With the Fusilier master now complete, its time to move on to other figures which will be required. Clearly our man will not be led to the path of glory without adequate direction, so its time for the first officer.
As initially assembled from a selection of the previously made components, he looks like this, at this stage he's had a few bits of greenstuff added as per the previous figure. I've also remodelled the hands to accept the pistol and into a pointing pose.
At the next stage I've added the coat sleeves and collar as well as the waistbelt for the sword, and associated attachments on the sword itself. You could put the waistbelt on flat, but I've added an area of greenstuff to the waistcoat and then drawn up the belt etc. This leaves a little bit of greenstuff on the original waistcoat, which I've given a little texture to. This will hopefully make it look like the belt is "pulling in" the waistcoat a little, rather than just sitting on top of it. Its fairly subtle, so we'll see how it comes out in the end.
There was a query about how I do buttons and other "detail" areas like cartridge box plates. For buttons I use a little tool that I have made from a plastic golf tee/peg. All I have done is take a plastic golf tee, cut the pointed end flat and drilled a very small hole in the end. Making buttons with this is simple, similar to cookie cutting in dough. I apply a small quantity of greenstuff to the area in question and flatten to roughly the required height. Next apply the tool and press lightly. This effectively "cuts out" the button shape. Then simply remove the excess greenstuff from around the button and there you have it. You can subsequently tidy up the edges/shape if its slightly incorrect, its also worth very lightly pressing the button down to make sure its stuck down well to the figure. I'm sure there are other ways of doing this, but this technique works for me.

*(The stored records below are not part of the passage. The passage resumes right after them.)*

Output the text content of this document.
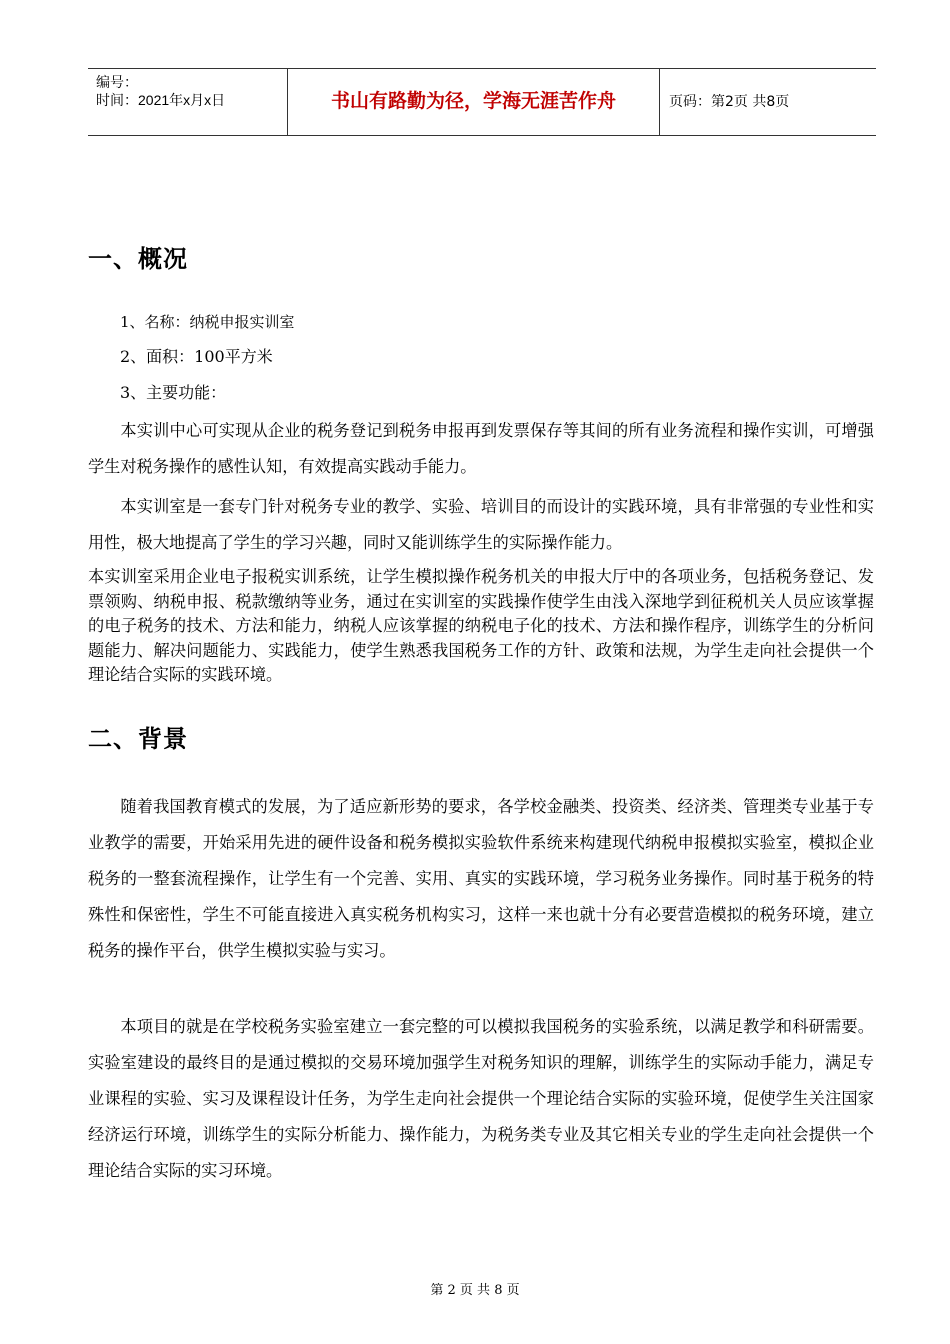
编号：
时间：2021年x月x日	书山有路勤为径，学海无涯苦作舟	页码：第2页 共8页
一、概况
1、名称：纳税申报实训室
2、面积：100平方米
3、主要功能：

本实训中心可实现从企业的税务登记到税务申报再到发票保存等其间的所有业务流程和操作实训，可增强学生对税务操作的感性认知，有效提高实践动手能力。

本实训室是一套专门针对税务专业的教学、实验、培训目的而设计的实践环境，具有非常强的专业性和实用性，极大地提高了学生的学习兴趣，同时又能训练学生的实际操作能力。

本实训室采用企业电子报税实训系统，让学生模拟操作税务机关的申报大厅中的各项业务，包括税务登记、发票领购、纳税申报、税款缴纳等业务，通过在实训室的实践操作使学生由浅入深地学到征税机关人员应该掌握的电子税务的技术、方法和能力，纳税人应该掌握的纳税电子化的技术、方法和操作程序，训练学生的分析问题能力、解决问题能力、实践能力，使学生熟悉我国税务工作的方针、政策和法规，为学生走向社会提供一个理论结合实际的实践环境。

二、背景

随着我国教育模式的发展，为了适应新形势的要求，各学校金融类、投资类、经济类、管理类专业基于专业教学的需要，开始采用先进的硬件设备和税务模拟实验软件系统来构建现代纳税申报模拟实验室，模拟企业税务的一整套流程操作，让学生有一个完善、实用、真实的实践环境，学习税务业务操作。同时基于税务的特殊性和保密性，学生不可能直接进入真实税务机构实习，这样一来也就十分有必要营造模拟的税务环境，建立税务的操作平台，供学生模拟实验与实习。

本项目的就是在学校税务实验室建立一套完整的可以模拟我国税务的实验系统，以满足教学和科研需要。实验室建设的最终目的是通过模拟的交易环境加强学生对税务知识的理解，训练学生的实际动手能力，满足专业课程的实验、实习及课程设计任务，为学生走向社会提供一个理论结合实际的实验环境，促使学生关注国家经济运行环境，训练学生的实际分析能力、操作能力，为税务类专业及其它相关专业的学生走向社会提供一个理论结合实际的实习环境。

第 2 页 共 8 页
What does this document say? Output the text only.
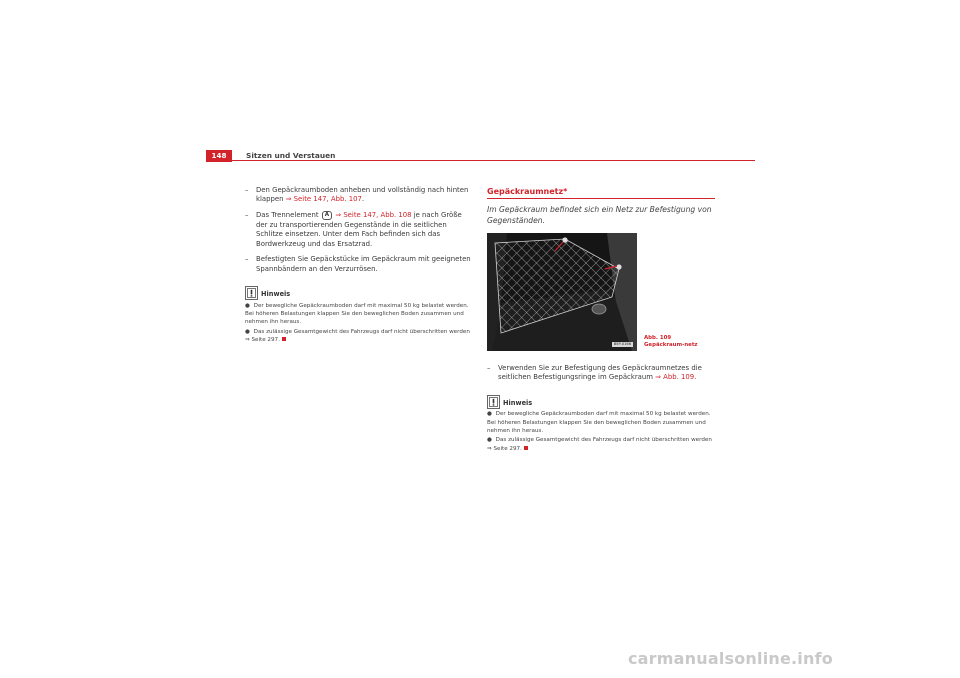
148	Sitzen und Verstauen
– Den Gepäckraumboden anheben und vollständig nach hinten klappen ⇒ Seite 147, Abb. 107.
– Das Trennelement A ⇒ Seite 147, Abb. 108 je nach Größe der zu transportierenden Gegenstände in die seitlichen Schlitze einsetzen. Unter dem Fach befinden sich das Bordwerkzeug und das Ersatzrad.
– Befestigten Sie Gepäckstücke im Gepäckraum mit geeigneten Spannbändern an den Verzurrösen.
Hinweis
● Der bewegliche Gepäckraumboden darf mit maximal 50 kg belastet werden. Bei höheren Belastungen klappen Sie den beweglichen Boden zusammen und nehmen ihn heraus.
● Das zulässige Gesamtgewicht des Fahrzeugs darf nicht überschritten werden ⇒ Seite 297.
Gepäckraumnetz*
Im Gepäckraum befindet sich ein Netz zur Befestigung von Gegenständen.
B5P-0166
Abb. 109 Gepäckraum-netz
– Verwenden Sie zur Befestigung des Gepäckraumnetzes die seitlichen Befestigungsringe im Gepäckraum ⇒ Abb. 109.
Hinweis
● Der bewegliche Gepäckraumboden darf mit maximal 50 kg belastet werden. Bei höheren Belastungen klappen Sie den beweglichen Boden zusammen und nehmen ihn heraus.
● Das zulässige Gesamtgewicht des Fahrzeugs darf nicht überschritten werden ⇒ Seite 297.
carmanualsonline.info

For other areas of detail I just try to create a raised surface that's a bit similar to the design in question and then roughen it a little to create a surface for painting. I don't try to recreate the exact detail, lets face it, its unlikely you will paint it anyway and even if you could it would be lost at anything more that very close inspection. Figures with too much detail in a restricted area can look a bit busy when viewed at any kind of distance and the overall impact is lessened, well in my view at least.